Di antaranya bertemu dengan Asia Foundation, Majelis Adat Aceh (MAA), mengunjungi kuburan massal Ulee Lheue, kapal PLTD Apung, Masjid Raya Baiturrahman, minum kopi di Warung Kopi Cek Yuke, dan kembali bertolak menuju Kuala Lumpur kemarin sore.

Tertarik Adat Aceh

Saat berkunjung ke MAA, Hirsch Ballin mengaku ingin mengetahui kiprah lembaga yang dipimpin Badruzzaman Ismail MHum itu dalam hal penanganan hukum adat di Aceh selama ini. Meski tidak berjanji memberikan bantuan dalam bentuk konkret, pihaknya juga menyatakan berkomitmen membantu pembangunan Indonesia secara umum dan Aceh khususnya dalam bidang hukum.

Dalam presentasi yang dilakukan MAA kemarin, Ballin menyambut baik program yang dilakukan MAA. Ia menyatakan sangat menghargai peranan hukum adat.

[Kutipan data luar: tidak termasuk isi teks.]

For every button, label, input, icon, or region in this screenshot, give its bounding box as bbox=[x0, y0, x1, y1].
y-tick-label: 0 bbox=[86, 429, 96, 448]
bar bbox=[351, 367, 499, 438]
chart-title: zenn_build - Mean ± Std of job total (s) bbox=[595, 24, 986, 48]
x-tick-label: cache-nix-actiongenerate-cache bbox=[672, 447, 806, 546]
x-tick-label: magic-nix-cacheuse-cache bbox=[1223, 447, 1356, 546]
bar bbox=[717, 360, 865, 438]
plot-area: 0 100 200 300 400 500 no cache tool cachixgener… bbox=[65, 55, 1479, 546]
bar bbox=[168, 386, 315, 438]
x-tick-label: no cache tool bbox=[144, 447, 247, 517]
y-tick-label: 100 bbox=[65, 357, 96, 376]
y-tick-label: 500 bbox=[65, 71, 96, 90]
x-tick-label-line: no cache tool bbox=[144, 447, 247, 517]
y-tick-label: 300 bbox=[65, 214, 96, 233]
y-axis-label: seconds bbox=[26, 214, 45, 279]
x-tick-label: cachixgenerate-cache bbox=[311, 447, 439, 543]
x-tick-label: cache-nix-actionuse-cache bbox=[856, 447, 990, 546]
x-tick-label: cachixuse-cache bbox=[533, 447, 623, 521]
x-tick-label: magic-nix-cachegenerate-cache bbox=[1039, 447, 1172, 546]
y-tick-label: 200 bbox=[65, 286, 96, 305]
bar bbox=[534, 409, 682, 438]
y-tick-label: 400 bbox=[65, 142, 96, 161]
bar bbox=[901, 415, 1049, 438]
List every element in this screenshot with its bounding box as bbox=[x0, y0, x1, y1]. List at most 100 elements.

Terutama karena itu dilakukan dalam kerangka MoU Helsinki.

Dalam pertemuan itu, beberapa pertanyaan ia lontarkan kepada Badaruzzaman. Di antaranya persoalan perbedaan syariat dan adat yang ada di Aceh dan apa solusinya apabila kedua pihak yang bertikai menolak berdamai.

Badaruzzaman dalam presentasinya di hadapan Ballin menyatakan saat ini program lembaganya adalah memberikan pelatihan kepada 46.648 fungsionaris adat di seluruh Aceh untuk meningkatkan kapasitas mereka serta melatih pendokumentasian kasus-kasus yang terjadi. Tujuannya agar menjadi rekomendasi (semacam yurisprudensi) bagi kasus sejenis ke depannya.

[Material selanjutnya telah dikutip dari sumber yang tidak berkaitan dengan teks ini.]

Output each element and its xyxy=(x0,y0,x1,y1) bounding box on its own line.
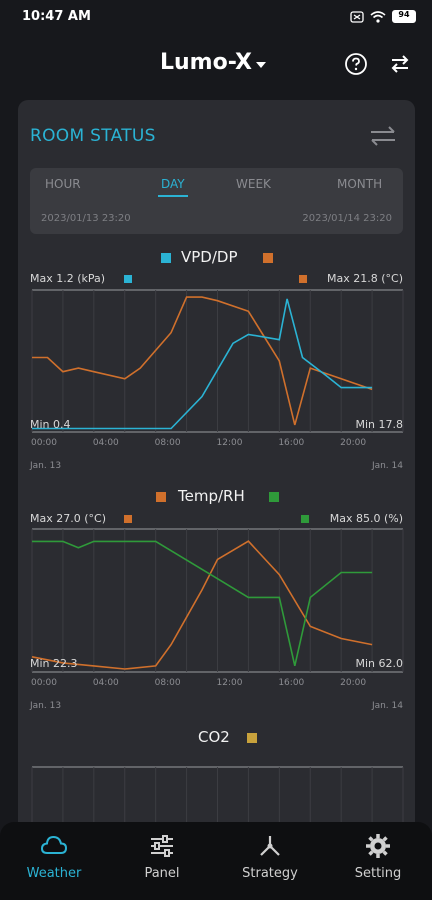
vpd-max-swatch xyxy=(124,275,132,283)
tab-month[interactable]: MONTH xyxy=(337,177,383,191)
active-tab-indicator xyxy=(158,195,188,197)
status-icons: 94 xyxy=(350,10,416,23)
refresh-icon[interactable] xyxy=(367,122,399,150)
range-end: 2023/01/14 23:20 xyxy=(302,213,392,224)
x-tick-label: 04:00 xyxy=(92,438,119,448)
cloud-icon xyxy=(40,835,68,854)
x-tick-label: 12:00 xyxy=(216,438,243,448)
vpd-dp-title-row: VPD/DP xyxy=(18,248,415,268)
strategy-icon xyxy=(260,836,280,856)
chevron-down-icon[interactable] xyxy=(256,62,266,68)
switch-icon[interactable] xyxy=(388,52,412,76)
nav-label: Setting xyxy=(354,866,402,881)
x-tick-label: 16:00 xyxy=(278,678,305,688)
rh-max-swatch xyxy=(301,515,309,523)
series-line-dp xyxy=(32,296,373,426)
co2-legend-swatch xyxy=(247,733,257,743)
time-range-selector: HOUR DAY WEEK MONTH 2023/01/13 23:20 202… xyxy=(30,168,403,234)
bottom-nav: Weather Panel Strategy Setting xyxy=(0,822,432,900)
date-start: Jan. 13 xyxy=(30,701,62,711)
dp-max-swatch xyxy=(299,275,307,283)
x-tick-label: 08:00 xyxy=(154,678,181,688)
right-min-label: Min 62.0 xyxy=(355,657,403,670)
vpd-dp-chart xyxy=(31,289,404,433)
sliders-icon xyxy=(151,835,173,857)
left-max-label: Max 1.2 (kPa) xyxy=(30,272,106,285)
right-max-label: Max 21.8 (°C) xyxy=(327,272,403,285)
rh-legend-swatch xyxy=(269,492,279,502)
nav-panel[interactable]: Panel xyxy=(108,830,216,890)
nav-strategy[interactable]: Strategy xyxy=(216,830,324,890)
right-max-label: Max 85.0 (%) xyxy=(329,512,403,525)
chart-title: VPD/DP xyxy=(181,248,238,266)
temp-rh-title-row: Temp/RH xyxy=(18,487,415,507)
x-tick-label: 20:00 xyxy=(340,678,367,688)
nav-label: Strategy xyxy=(242,866,298,881)
room-status-card: ROOM STATUS HOUR DAY WEEK MONTH 2023/01/… xyxy=(18,100,415,900)
right-min-label: Min 17.8 xyxy=(355,418,403,431)
date-end: Jan. 14 xyxy=(371,461,403,471)
range-start: 2023/01/13 23:20 xyxy=(41,213,131,224)
date-start: Jan. 13 xyxy=(30,461,62,471)
date-end: Jan. 14 xyxy=(371,701,403,711)
series-line-rh xyxy=(32,540,373,666)
x-tick-label: 04:00 xyxy=(92,678,119,688)
x-tick-label: 16:00 xyxy=(278,438,305,448)
left-min-label: Min 0.4 xyxy=(30,418,71,431)
tab-week[interactable]: WEEK xyxy=(236,177,271,191)
x-tick-label: 00:00 xyxy=(31,438,57,448)
dp-legend-swatch xyxy=(263,253,273,263)
battery-icon: 94 xyxy=(392,10,416,23)
nav-weather[interactable]: Weather xyxy=(0,830,108,890)
x-tick-label: 08:00 xyxy=(154,438,181,448)
co2-title-row: CO2 xyxy=(18,728,415,748)
status-bar: 10:47 AM 94 xyxy=(0,0,432,36)
left-min-label: Min 22.3 xyxy=(30,657,78,670)
wifi-icon xyxy=(370,10,386,23)
gear-icon xyxy=(366,834,390,858)
left-max-label: Max 27.0 (°C) xyxy=(30,512,106,525)
tab-day[interactable]: DAY xyxy=(161,177,185,191)
app-header: Lumo-X xyxy=(0,40,432,88)
nav-setting[interactable]: Setting xyxy=(324,830,432,890)
nav-label: Panel xyxy=(144,866,180,881)
series-line-vpd xyxy=(32,298,373,430)
card-title: ROOM STATUS xyxy=(30,126,156,146)
temp-max-swatch xyxy=(124,515,132,523)
nav-label: Weather xyxy=(26,866,82,881)
device-title[interactable]: Lumo-X xyxy=(160,50,253,75)
temp-rh-chart xyxy=(31,528,404,673)
status-time: 10:47 AM xyxy=(22,9,91,24)
silent-icon xyxy=(350,10,364,23)
x-tick-label: 00:00 xyxy=(31,678,57,688)
x-tick-label: 20:00 xyxy=(340,438,367,448)
battery-level: 94 xyxy=(398,10,410,19)
vpd-legend-swatch xyxy=(161,253,171,263)
help-icon[interactable] xyxy=(344,52,368,76)
tab-hour[interactable]: HOUR xyxy=(45,177,81,191)
series-line-temp xyxy=(31,540,373,670)
x-tick-label: 12:00 xyxy=(216,678,243,688)
chart-title: CO2 xyxy=(198,728,230,746)
chart-title: Temp/RH xyxy=(178,487,245,505)
temp-legend-swatch xyxy=(156,492,166,502)
co2-chart xyxy=(31,766,404,825)
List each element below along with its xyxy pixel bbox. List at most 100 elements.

Ia juga menerangkan keuntungan hukum adat bagi masyarakat adalah mendapat keadilan dengan cepat dan murah, karena tanpa proses pengadilan yang lama. Selain itu, antara yang bermusuhan bisa didamaikan, sehingga harmoni kembali terjaga. Hanya saja, pemahaman masyarakat masih lemah serta koordinasi aparat hukum yang masih kurang.

Kepada wartawan, Badaruzzaman menyatakan gembira bahwa dunia internasional menghargai adat Aceh. Karenanya, ia berharap adat Aceh benar-benar serius dipelihara oleh orang Aceh sendiri. “Kalau orang lain saja sudah menghargai, jangan kita biarkan. Ingat, pembangunan itu bukan cuma fisik, tapi juga adat dan sopan santun,” katanya seusai acara pertemuan dengan Ballin.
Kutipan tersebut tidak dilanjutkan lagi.